I'm interested in what's causing this. Four quick hypotheses.

(1) It's just me. For whatever reason, my tastes have shifted so they're no longer aligned with the dominant standards of taste among reviewers. Maybe this is just because of idiosyncratic ways my tastes have evolved (hypothesis 1a), but a related possibility (hypothesis 1b) is that whereas I used to be more agreeable and subconsciously attempt to align myself with critical opinion, tricking myself into aligning my opinions with theirs, in recent years I've become more contrarian, so that the placebo-pendulum has swung in the opposite direction, and I now make a point of actively trying to dislike popular stuff.

(2) It's not just me, but it's a predicable generational effect. My positive experiences with reviewers started to change when I hit my late 20s and became a dad, thereby shifting marketing demographics significantly. Reviewers' standards of taste are very much aligned with 18-30 single consoomer demographic, but more weakly aligned with people who fall outside this group. If this were true, then I'd be curious to know, e.g., which 90s films resonating with my current demographic but panned by critics I might be able to retrospectively enjoy.

(3) Reviewers have gotten shitter because of corruption or politics.
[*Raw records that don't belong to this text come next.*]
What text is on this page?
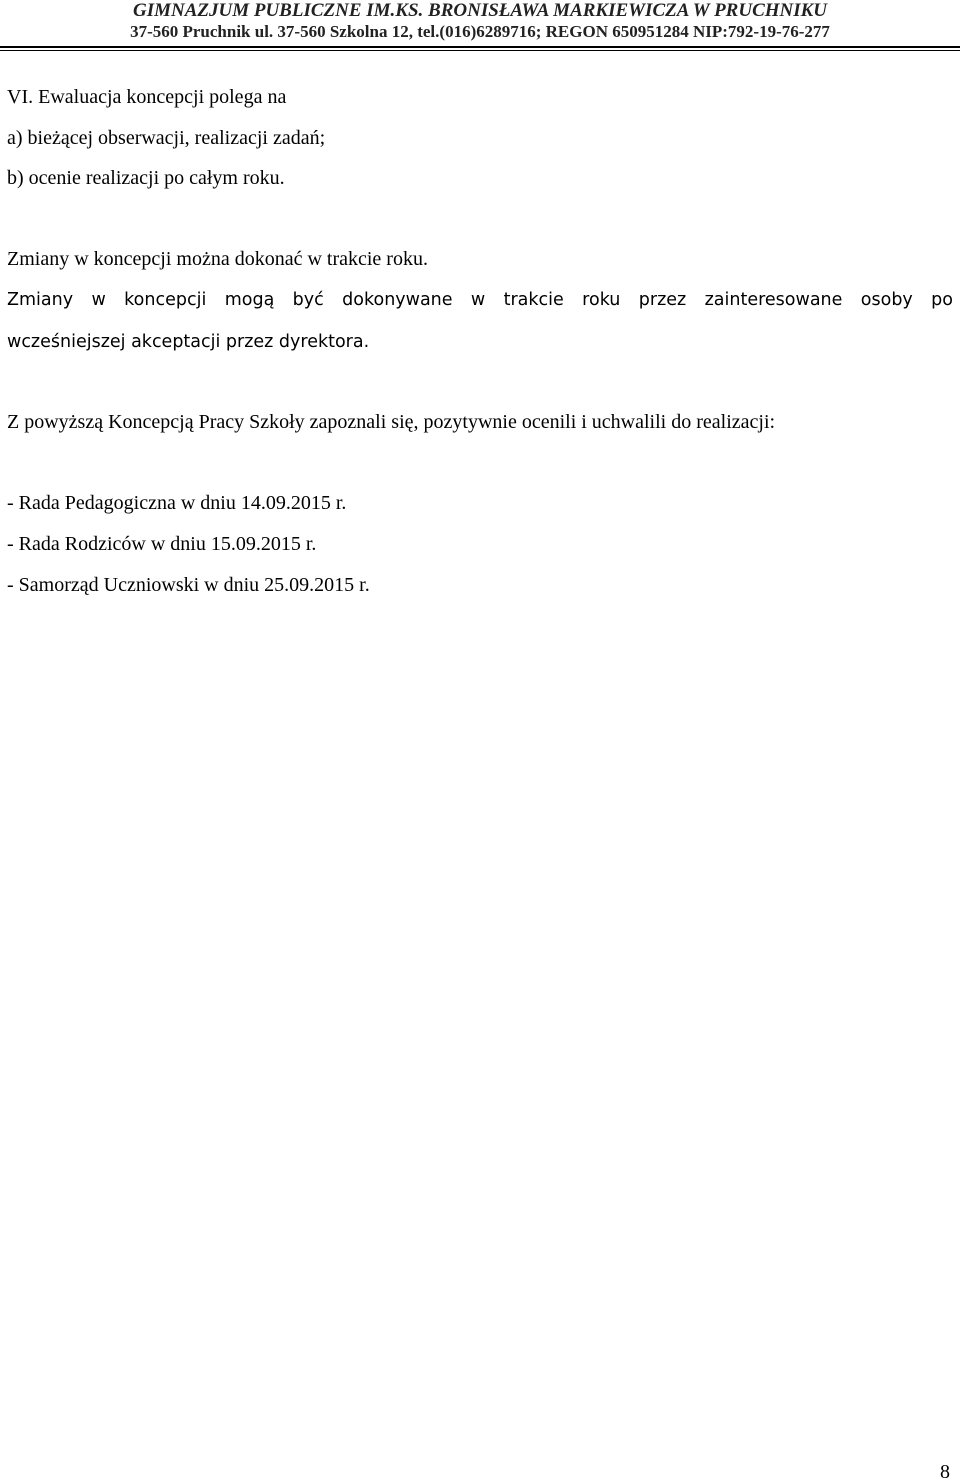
GIMNAZJUM PUBLICZNE IM.KS. BRONISŁAWA MARKIEWICZA W PRUCHNIKU
37-560 Pruchnik ul. 37-560 Szkolna 12, tel.(016)6289716; REGON 650951284 NIP:792-19-76-277
VI. Ewaluacja koncepcji polega na
a) bieżącej obserwacji, realizacji zadań;
b) ocenie realizacji po całym roku.
Zmiany w koncepcji można dokonać w trakcie roku.
Zmiany w koncepcji mogą być dokonywane w trakcie roku przez zainteresowane osoby po
wcześniejszej akceptacji przez dyrektora.
Z powyższą Koncepcją Pracy Szkoły zapoznali się, pozytywnie ocenili i uchwalili do realizacji:
- Rada Pedagogiczna w dniu 14.09.2015 r.
- Rada Rodziców w dniu 15.09.2015 r.
- Samorząd Uczniowski w dniu 25.09.2015 r.
8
This is one I'm sure we've all been waiting for! It's a common opinion in many places that reviewers of movies, games, shows, etc. have either become very corrupt (1a) and/or have sold out to woke interests (1b) in a way that is not predictive of the experiences of mainstream audiences. If either of these were true, we'd expect a growing gap between critic and user opinion as measured by e.g. rotten tomates, metacritic, or Steam scores. I'd love to see data on this.

(4) Media markets have fragmented along taste lines, so reviewers - through no fault of their own - have a tougher job making recommendations. This is a tempting one for me, not least because it paints an optimistic picture of an era of cultural plenty, and it certainly seems we're awash in more varieties of content than ever before. If this were true, then we'd expect to see a growing standard deviation in review scores for art, games, and entertainment, as reviewers found themselves in a period of cultural continental drift and began drifting away from each other. I'd love to know if this is true.

What do others think? Does my experience resonate? Is it an age effect? What hypotheses am I missing?

Speaking primarily about video games, because that's where I'm most familiar:

I think your item 3 is a big part of the puzzle, possibly the biggest. Reviewers nowadays seem less interested in games and much more likely to have undue incentives then they used to be. However, since that's been discussed by other replies a lot I'm going to focus on an element I think is relevant that hasn't been mentioned yet.

I think a part of the decline in review usefulness is the shift away from reviews being a product of a single person and towards reviews being the product of large publications.

I've found the most useful reviews focus on how an individual saw the game and how much or how little fun they had with it. If the reviewer decides to rate the game lower because of some minor element that seriously detracted from their game experience, that's perfectly okay as long as the reviewer makes it clear so readers who might care less about that element can take the score with an appropriately-sized grain of salt.

Nowadays, at least for the bigger names in games reviews, it seems like the intent is to put out an objective score. I think that has led reviewers to stop looking so much at their level of enjoyment with the game, and instead focus on non-opinion criticisms. This way of reviewing games feels like reviewers start with a default of a perfect score and take points off for flaws, and "I didn't have much fun" needs to be translated into an objective flaw or it can't be used.

This kind of review tends to favor big companies that produce technically well-done games that are lacking something hard to define over ambitious smaller studios whose games have significant flaws but really nail the critical part of their product.